Search code examples
scalaapache-sparkapache-spark-sqldistributed-computingrdd

Concatenating datasets of different RDDs in Apache spark using scala


Is there a way to concatenate datasets of two different RDDs in spark?

Requirement is - I create two intermediate RDDs using scala which has same column names, need to combine these results of both the RDDs and cache the result for accessing to UI. How do I combine the datasets here?

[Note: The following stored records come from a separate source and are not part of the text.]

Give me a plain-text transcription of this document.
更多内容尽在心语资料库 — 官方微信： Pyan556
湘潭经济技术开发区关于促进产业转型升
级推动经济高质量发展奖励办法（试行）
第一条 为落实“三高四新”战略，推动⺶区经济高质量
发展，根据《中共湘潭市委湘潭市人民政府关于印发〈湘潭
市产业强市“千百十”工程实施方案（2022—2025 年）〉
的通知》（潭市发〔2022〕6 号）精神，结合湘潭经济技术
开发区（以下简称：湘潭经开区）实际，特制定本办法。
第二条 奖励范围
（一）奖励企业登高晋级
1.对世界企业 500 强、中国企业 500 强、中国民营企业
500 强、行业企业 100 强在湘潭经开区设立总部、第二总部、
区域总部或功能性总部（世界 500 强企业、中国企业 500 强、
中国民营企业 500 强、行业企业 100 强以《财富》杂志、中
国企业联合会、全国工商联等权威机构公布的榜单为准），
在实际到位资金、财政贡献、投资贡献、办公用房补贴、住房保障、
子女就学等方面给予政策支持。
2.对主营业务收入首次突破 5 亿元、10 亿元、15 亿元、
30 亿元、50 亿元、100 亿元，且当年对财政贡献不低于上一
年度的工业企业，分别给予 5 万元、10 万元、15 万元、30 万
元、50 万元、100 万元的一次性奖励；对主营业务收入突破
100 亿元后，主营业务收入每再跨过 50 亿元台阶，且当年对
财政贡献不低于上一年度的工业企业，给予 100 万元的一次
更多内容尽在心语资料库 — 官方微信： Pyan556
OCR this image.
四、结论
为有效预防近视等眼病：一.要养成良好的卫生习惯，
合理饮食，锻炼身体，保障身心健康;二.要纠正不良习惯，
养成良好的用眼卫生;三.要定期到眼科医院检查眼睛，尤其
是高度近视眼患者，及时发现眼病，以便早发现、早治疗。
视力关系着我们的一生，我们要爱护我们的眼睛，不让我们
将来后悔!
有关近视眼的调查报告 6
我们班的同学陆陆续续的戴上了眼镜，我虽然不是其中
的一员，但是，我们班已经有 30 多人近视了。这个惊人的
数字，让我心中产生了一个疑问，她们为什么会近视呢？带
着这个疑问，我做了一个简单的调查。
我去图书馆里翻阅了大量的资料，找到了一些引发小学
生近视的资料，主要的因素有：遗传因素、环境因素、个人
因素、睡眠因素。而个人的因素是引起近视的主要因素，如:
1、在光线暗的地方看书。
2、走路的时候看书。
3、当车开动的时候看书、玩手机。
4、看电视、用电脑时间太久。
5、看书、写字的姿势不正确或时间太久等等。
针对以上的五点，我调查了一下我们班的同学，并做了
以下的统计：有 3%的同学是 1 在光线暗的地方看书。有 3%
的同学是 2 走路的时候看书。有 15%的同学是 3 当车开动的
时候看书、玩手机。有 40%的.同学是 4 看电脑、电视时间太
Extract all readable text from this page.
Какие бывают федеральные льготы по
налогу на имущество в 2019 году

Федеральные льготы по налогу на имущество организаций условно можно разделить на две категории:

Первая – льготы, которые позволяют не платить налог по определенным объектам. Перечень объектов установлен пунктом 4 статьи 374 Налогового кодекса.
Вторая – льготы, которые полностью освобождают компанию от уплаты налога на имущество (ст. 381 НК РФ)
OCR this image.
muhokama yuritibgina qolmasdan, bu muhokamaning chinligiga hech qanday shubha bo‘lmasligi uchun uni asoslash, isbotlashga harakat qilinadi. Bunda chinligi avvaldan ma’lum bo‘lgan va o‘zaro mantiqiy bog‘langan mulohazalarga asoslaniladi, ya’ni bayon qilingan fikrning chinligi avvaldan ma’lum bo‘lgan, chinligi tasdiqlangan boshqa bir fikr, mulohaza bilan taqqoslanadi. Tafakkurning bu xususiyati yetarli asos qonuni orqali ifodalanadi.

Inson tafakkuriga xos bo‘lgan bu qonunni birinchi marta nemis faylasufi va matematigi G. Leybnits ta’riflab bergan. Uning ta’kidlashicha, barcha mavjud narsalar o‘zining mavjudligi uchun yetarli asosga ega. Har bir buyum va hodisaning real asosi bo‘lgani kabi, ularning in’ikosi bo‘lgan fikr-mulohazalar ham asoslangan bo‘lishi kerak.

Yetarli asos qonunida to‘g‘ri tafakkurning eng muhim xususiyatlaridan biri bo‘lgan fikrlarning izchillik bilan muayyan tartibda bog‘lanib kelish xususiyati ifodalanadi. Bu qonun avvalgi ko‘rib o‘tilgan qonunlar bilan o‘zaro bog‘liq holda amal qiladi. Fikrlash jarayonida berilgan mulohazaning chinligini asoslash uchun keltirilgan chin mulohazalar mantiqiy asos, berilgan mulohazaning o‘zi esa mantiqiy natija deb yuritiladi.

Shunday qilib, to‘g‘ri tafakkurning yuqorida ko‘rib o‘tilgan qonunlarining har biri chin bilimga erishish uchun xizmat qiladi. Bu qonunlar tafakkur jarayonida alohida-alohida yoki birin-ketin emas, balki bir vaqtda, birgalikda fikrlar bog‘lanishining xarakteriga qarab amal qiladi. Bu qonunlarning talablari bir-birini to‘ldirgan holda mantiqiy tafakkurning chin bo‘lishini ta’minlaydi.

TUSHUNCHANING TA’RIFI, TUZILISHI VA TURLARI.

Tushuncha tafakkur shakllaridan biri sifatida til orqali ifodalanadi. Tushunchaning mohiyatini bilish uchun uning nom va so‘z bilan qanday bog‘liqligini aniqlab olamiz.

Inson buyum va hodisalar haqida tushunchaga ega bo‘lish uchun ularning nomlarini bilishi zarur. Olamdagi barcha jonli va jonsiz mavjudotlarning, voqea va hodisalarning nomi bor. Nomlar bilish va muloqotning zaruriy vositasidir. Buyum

RDDs are of type spark.sql.SchemaRDD


Solution

  • I think you are looking for RDD.union

    val rddPart1 = ???
    val rddPart2 = ???
    val rddAll = rddPart1.union(rddPart2)
    

    Example (on Spark-shell)

    val rdd1 = sc.parallelize(Seq((1, "Aug", 30),(1, "Sep", 31),(2, "Aug", 15),(2, "Sep", 10)))
    val rdd2 = sc.parallelize(Seq((1, "Oct", 10),(1, "Nov", 12),(2, "Oct", 5),(2, "Nov", 15)))
    rdd1.union(rdd2).collect
    
    res0: Array[(Int, String, Int)] = Array((1,Aug,30), (1,Sep,31), (2,Aug,15), (2,Sep,10), (1,Oct,10), (1,Nov,12), (2,Oct,5), (2,Nov,15))